Hay: “I’m fed up washing your clothes. They’re always covered in food, stains or squashed animals.”

I’m struggling with my massive security complex as well as my feelings of inherent superiority.

I hardly posted last week, but perversely I had more hits. Perhaps I should refrain from posting to boost my readership?

I heard on TV last night that if the Conservatives get into power in the UK they will repeal the Hunting Act, which forbids the hunting of foxes for sport. The argument used by the hunting lobby is that it’s a traditional country sport. I wonder if the Conservatives are amenable to bringing back those favourite old traditions of slavery and stuffing kids up chimneys to sweep them.

I used to be ambivalent toward fox hunting until I saw a documentary showing a farmer leaving carcases out over winter to encourage foxes so he could charge toffs to hunt on his land in the hunting season. Now if you're using the argument that fox hunting should be allowed as foxes are vermin, then you don't bloody well encourage the damned things to inhabit your land.


  1. Good to have you back. Mind you, I have noticed that Superman is never active when you are posting. Perhaps people check your blog when it is dormant to see if Superman is available. I was talking to an old HMS Conway student at the weekend (Desmond Fforde) but he probably was a few years before you.

  2. Alan: I believe he was '63 and lives in Stroud. He was about 6 years before me.

  3. Hunting. I have to say I'm getting more and more ambivalent about it. Yesterday my husband's hunting team took a female wild boar. She was pregnant, as they all are this time of year, which just happens to be the hunting season. He says you can't tell the difference between a yearling and a pregnant female. I think if you don't know what you're shooting, don't shoot.

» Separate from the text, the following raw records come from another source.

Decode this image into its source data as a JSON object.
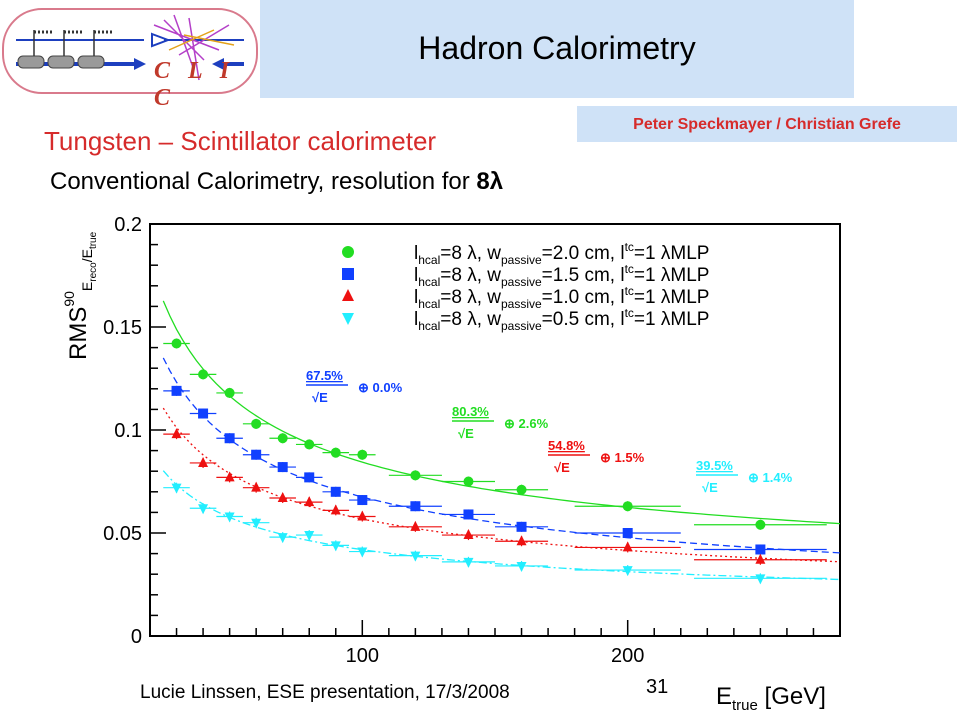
{
  "header": {
    "logo_text": "C L I C",
    "title": "Hadron Calorimetry",
    "authors": "Peter Speckmayer / Christian Grefe"
  },
  "subtitle": "Tungsten – Scintillator calorimeter",
  "subtitle2_text": "Conventional Calorimetry, resolution for ",
  "subtitle2_bold": "8λ",
  "footer": "Lucie Linssen, ESE presentation, 17/3/2008",
  "page_number": "31",
  "colors": {
    "green": "#22dd22",
    "blue": "#1040ff",
    "red": "#ee1111",
    "cyan": "#22eeff",
    "accent": "#d62b2b",
    "title_bg": "#cfe2f7"
  },
  "chart_data": {
    "type": "scatter",
    "xlim": [
      20,
      280
    ],
    "ylim": [
      0,
      0.2
    ],
    "xticks": [
      100,
      200
    ],
    "yticks": [
      0,
      0.05,
      0.1,
      0.15,
      0.2
    ],
    "ytick_labels": [
      "0",
      "0.05",
      "0.1",
      "0.15",
      "0.2"
    ],
    "xlabel": "E_true [GeV]",
    "ylabel": "RMS90 E_reco/E_true",
    "x": [
      30,
      40,
      50,
      60,
      70,
      80,
      90,
      100,
      120,
      140,
      160,
      200,
      250
    ],
    "series": [
      {
        "name": "l_hcal=8 λ, w_passive=2.0 cm, l_tc=1 λMLP",
        "marker": "circle",
        "color": "#22dd22",
        "line": "solid",
        "values": [
          0.142,
          0.127,
          0.118,
          0.103,
          0.096,
          0.093,
          0.089,
          0.088,
          0.078,
          0.075,
          0.071,
          0.063,
          0.054
        ],
        "fit_label": "80.3%",
        "fit_const": "2.6%"
      },
      {
        "name": "l_hcal=8 λ, w_passive=1.5 cm, l_tc=1 λMLP",
        "marker": "square",
        "color": "#1040ff",
        "line": "dashed",
        "values": [
          0.119,
          0.108,
          0.096,
          0.088,
          0.082,
          0.077,
          0.07,
          0.066,
          0.063,
          0.059,
          0.053,
          0.05,
          0.042
        ],
        "fit_label": "67.5%",
        "fit_const": "0.0%"
      },
      {
        "name": "l_hcal=8 λ, w_passive=1.0 cm, l_tc=1 λMLP",
        "marker": "triangle-up",
        "color": "#ee1111",
        "line": "dotted",
        "values": [
          0.098,
          0.084,
          0.077,
          0.072,
          0.067,
          0.065,
          0.061,
          0.058,
          0.053,
          0.049,
          0.046,
          0.043,
          0.037
        ],
        "fit_label": "54.8%",
        "fit_const": "1.5%"
      },
      {
        "name": "l_hcal=8 λ, w_passive=0.5 cm, l_tc=1 λMLP",
        "marker": "triangle-down",
        "color": "#22eeff",
        "line": "dashdot",
        "values": [
          0.072,
          0.062,
          0.058,
          0.055,
          0.048,
          0.049,
          0.044,
          0.041,
          0.039,
          0.036,
          0.034,
          0.032,
          0.028
        ],
        "fit_label": "39.5%",
        "fit_const": "1.4%"
      }
    ]
  }
}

  4. Louise: But why hunt? If for food, then fine. If to eliminate pests, fine. But in all cases, shoot to kill and don't use a pack of dogs to rip the animal to bits for your personal enjoyment.

  5. Morning. Great picture!

    Don't know what to think about hunting and that really. I wouldn't like dog fighting or anything xxx

  6. Since we already breed many kinds of flora & fauna specifically to shoot, hook, trap and pluck without consuming them afterwards, it seems inconsistent that there are distinctions for one or two species. I do agree however that suffering is greatly increased by using a pack of hounds over a high velocity rifle etc.

    Whenever I tackle my pro-hunting friends on this I always get the "yeah but look what foxes do to a hen house" argument, as if this is all about revenge and we need to give johnny fox a bloody nose for his impudence. Whilst I sort of understand the buzz of dashing through fields on a horse chasing something with intelligence, I can't help being slightly suspicious of people who wish to get their kicks in this way.

    Nice pic BTW!

  7. Steve: I'd ask your pro-hunting friends if they actually own any hen houses.

  8. A picture says a million words...

    I spent my life "hunting" women, especially dressed like that and It cost's a fortune and normally has two endings. The first is pure pleasure and the second in financial downfall...

  9. Getting a buzz from watching anything being ripped to shreads is just plain wrong.